Once again Sunstorm had to shake her head. "I never met him. Ever. But I know about him. He caused a war to happen between our Clans. You see, Deepforest used to be in RiverClan when he disappeared suddenly. Everyone thought he'd left just like he'd come. But that leaf-fall trouble started. Prey was stolen from WindClan, ThunderClan, and RiverClan territory. They all wanted to start fighting each other, to find the thief. Then the ShadowClan deputy died. That leafbare everyone met up on the WindClan moor. There was this huge battle and many cats died. Then the ShadowClan cats came and they had Deepforest with them. They claimed that he and a ShadowClan she-cat were planning on taking over ShadowClan and then the lake. They killed the she-cat and decided since Deepforest had hurt everyone, they could do what they wanted with him. So WindClan took him. He escaped that night because everyone was exhausted and no one's seen him since."

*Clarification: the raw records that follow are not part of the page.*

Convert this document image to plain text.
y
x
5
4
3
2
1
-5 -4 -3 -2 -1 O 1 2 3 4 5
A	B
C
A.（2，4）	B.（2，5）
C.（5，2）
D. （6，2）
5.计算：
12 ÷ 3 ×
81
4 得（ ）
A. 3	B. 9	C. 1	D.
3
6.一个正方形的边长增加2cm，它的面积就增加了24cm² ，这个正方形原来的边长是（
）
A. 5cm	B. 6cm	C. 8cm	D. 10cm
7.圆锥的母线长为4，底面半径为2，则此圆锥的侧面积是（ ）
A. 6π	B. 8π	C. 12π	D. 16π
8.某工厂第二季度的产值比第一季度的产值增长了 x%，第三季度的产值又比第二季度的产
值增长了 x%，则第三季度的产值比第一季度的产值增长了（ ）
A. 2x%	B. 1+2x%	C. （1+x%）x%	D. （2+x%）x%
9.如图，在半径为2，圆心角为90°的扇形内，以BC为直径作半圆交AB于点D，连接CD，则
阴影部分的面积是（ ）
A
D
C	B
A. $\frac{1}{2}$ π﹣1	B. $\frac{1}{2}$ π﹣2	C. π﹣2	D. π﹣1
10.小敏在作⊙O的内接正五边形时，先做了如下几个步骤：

Forest looked at her. He was obviously confused. She probably hadn't made much sense to him. He'd have to know the Clans and the terms after all.
"I was a kit then," she told him. "I just heard about everything. And I also saw it."
"What do you mean?"
"I had a gift when I was alive. I could see the future on occasion. And I saw Deepforest in ShadowClan. Mostly I saw one of my Clanmates, a Fallingsnow. She and he were connected somehow. It was during this time I wasn't sure what would happen or who would even win. Because things kept changing. But there was one future that stood out more than the others. One where Deepforest and Eveningbreeze did succeed and took over ShadowClan. They became the leaders. Deepforest and Fallingsnow became mates and she finally convinced him to go back to the old way of life. Eveningbreeze was going crazy, killing off cats she thought were against her, and the other Clans were thinking about attacking, because they thought she was trying to take their territory. Well, Deepforest killed Eveningbreeze and peace came back to the lake, and Deepforest became leader of ShadowClan and had the name Deepstar. He and Fallingsnow became some of the best rulers of the lake, they made ShadowClan strong."

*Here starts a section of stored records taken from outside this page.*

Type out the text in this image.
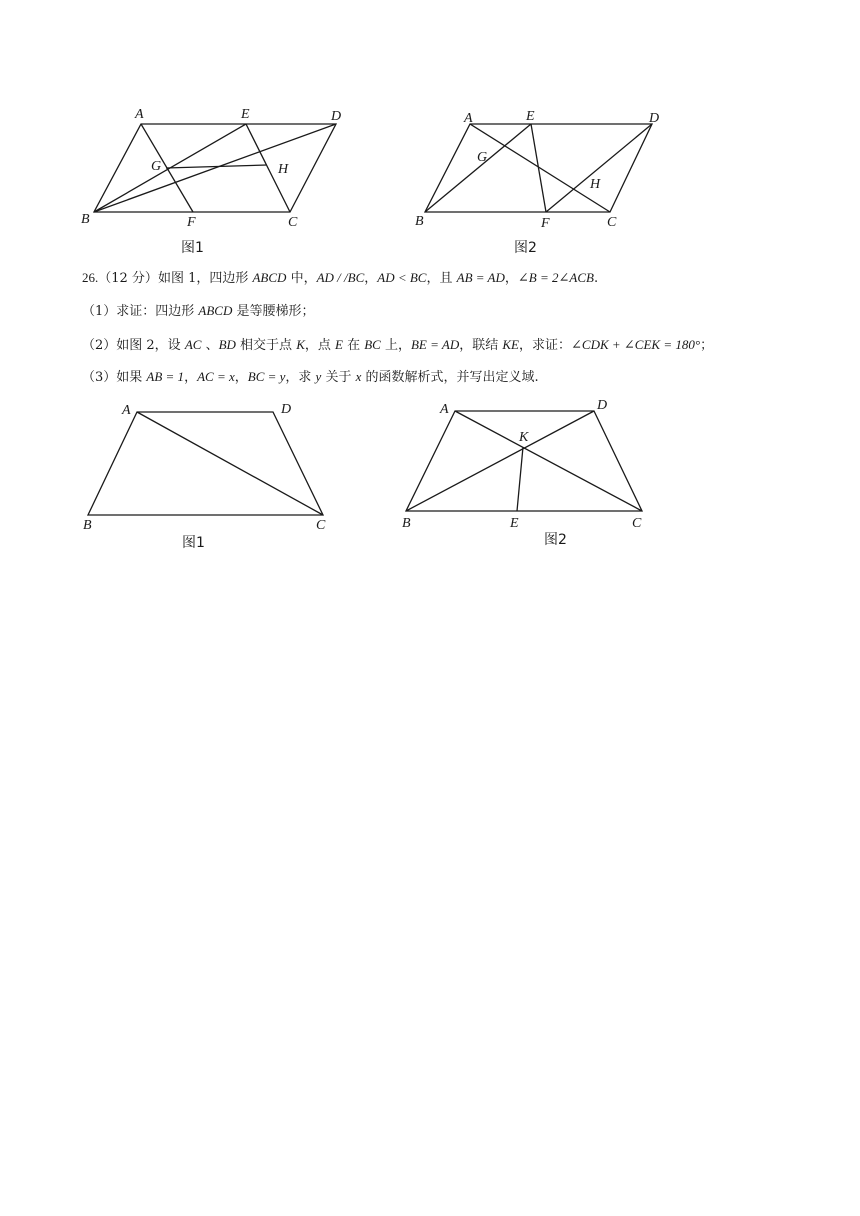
A	E	D
G	H
B	F	C
图1
A	E	D
G
H
B	F	C
图2
A	D
B	C
图1
A	D
K
B	E	C
图2
26.（12 分）如图 1，四边形 ABCD 中，AD / /BC，AD < BC，且 AB = AD，∠B = 2∠ACB.
（1）求证：四边形 ABCD 是等腰梯形；
（2）如图 2，设 AC 、BD 相交于点 K，点 E 在 BC 上，BE = AD，联结 KE，求证：∠CDK + ∠CEK = 180°；
（3）如果 AB = 1，AC = x，BC = y，求 y 关于 x 的函数解析式，并写出定义域.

"So this happened?" Forest questioned.
Sunstorm shook her head. "It was only a possibility. It didn't happen because Eveningbreeze didn't succeed in taking over ShadowClan. In the end, Fallingsnow became the leader, in a roundabout way. She's a great leader too. And Deepforest left, so he could be anywhere."
"That's, I guess, good news," Forest meowed. "I never knew one of my kits could do so much, or have to potential to be a leader."
Sunstorm tried not to roll her eyes. Didn't he even hear her say that Deepforest was a killer? She frowned. He probably already knew that. His own son had killed him.
"We should tell Hawthorn," Forest was meowing. "I think she'd like to hear about her kits. It might help her listen to me. Will you come and tell her what you told me?"
Sunstorm paused. She had said she'd helped. Maybe this was her chance. Anyway, Hawthorn might just trust her over her mate. She might be able to repair the damage Forest had caused. If she could get them talking, then she could feel she'd done something right for them.
"All right," she agreed.
For those of you who do not recognize the names, the other characters are from "Forest and Shadows". This chapter connects "Unknown Skies" and "Forest and Shadows" tells you how Forest and Hawthorn got to the Black Forest.